Security researchers have discovered five dating apps in the US and East Asia which are leaking millions of customer records thanks to misconfigured cloud databases.
A team from WizCase led by Avishai Efrat explained that the Elasticsearch servers, MongoDB databases and AWS buckets they found were left publicly accessible with no password.
In the US, an Amazon bucket traced to CatholicSingles was found to be leaking a 17MB database of 50,000 records including names, email addresses, billing addresses, phone numbers, age, gender, occupation and education.
Another dating site hosted in the US, Yestiki, leaked around 4300 records (352MB) including phone numbers, names, addresses and GPS location data of date venues, as well as user ratings, activity logs and Foursquare secret key IDs.
Next up is SPYKX.com, the South Korean company behind the Congdaq/Kongdak dating app.

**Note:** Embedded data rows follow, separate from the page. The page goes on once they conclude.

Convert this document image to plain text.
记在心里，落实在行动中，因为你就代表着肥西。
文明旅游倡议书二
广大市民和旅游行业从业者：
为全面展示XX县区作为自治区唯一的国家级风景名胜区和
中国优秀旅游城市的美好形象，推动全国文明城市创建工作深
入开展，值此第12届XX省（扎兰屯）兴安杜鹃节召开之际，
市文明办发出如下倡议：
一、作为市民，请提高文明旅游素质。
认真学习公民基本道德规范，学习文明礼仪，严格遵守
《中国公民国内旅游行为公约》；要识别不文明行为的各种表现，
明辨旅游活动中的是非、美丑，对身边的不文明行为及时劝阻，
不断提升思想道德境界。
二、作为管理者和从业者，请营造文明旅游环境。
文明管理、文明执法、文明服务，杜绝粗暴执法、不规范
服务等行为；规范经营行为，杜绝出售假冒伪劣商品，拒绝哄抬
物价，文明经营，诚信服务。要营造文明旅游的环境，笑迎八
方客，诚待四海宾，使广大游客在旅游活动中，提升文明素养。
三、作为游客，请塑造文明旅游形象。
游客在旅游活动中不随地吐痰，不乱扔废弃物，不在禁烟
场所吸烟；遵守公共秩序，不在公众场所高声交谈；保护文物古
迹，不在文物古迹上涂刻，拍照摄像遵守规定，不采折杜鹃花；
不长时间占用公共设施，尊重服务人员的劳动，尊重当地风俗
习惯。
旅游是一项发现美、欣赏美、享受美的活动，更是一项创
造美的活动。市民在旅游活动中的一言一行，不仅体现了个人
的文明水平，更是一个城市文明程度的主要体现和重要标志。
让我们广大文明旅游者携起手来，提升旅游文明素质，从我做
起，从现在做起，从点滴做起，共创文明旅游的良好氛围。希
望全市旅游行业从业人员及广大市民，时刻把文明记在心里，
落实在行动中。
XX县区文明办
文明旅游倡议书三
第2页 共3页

It was found leaking 123,000 records (600MB) via an unprotected Elasticsearch server, including emails, cleartext passwords, phone numbers, dates of birth, gender, education and GPSdata.
Also in South Korea, dating app Blurry exposed 70,000 user records (3667MB) via an Elasticsearch server, including private messages sent between users – some of which contained sensitive information like social media handles and phone numbers.
Finally, Japanese dating apps Charin and Kyuun, which appear to be owned by the same company, leaked over 100 million records via the same unsecured Elasticsearch database sitting on an AWS EC2 server.
Compromised user information included email addresses and passwords, both hashed and cleartext, user IDs, mobile device information and dating preferences such as distance and age, according to WizCase.
The researchers also found an additional six exposed servers packed with dating app user information but couldn’t identify the owner, although it claimed they may be the product of a web scraping operation. Data from users of Zhenai, Say Love, Netease, Love Chat and Companion were found.
It’s unclear whether any of the companies WizCase contacted has addressed the configuration errors, but the firm warned users of potential follow-on identity fraud, phishing, blackmail and privacy risks.
Back in September last year, the same research team was able to access a database of around 77,000 users of Heyyo, a Turkey-based online dating service.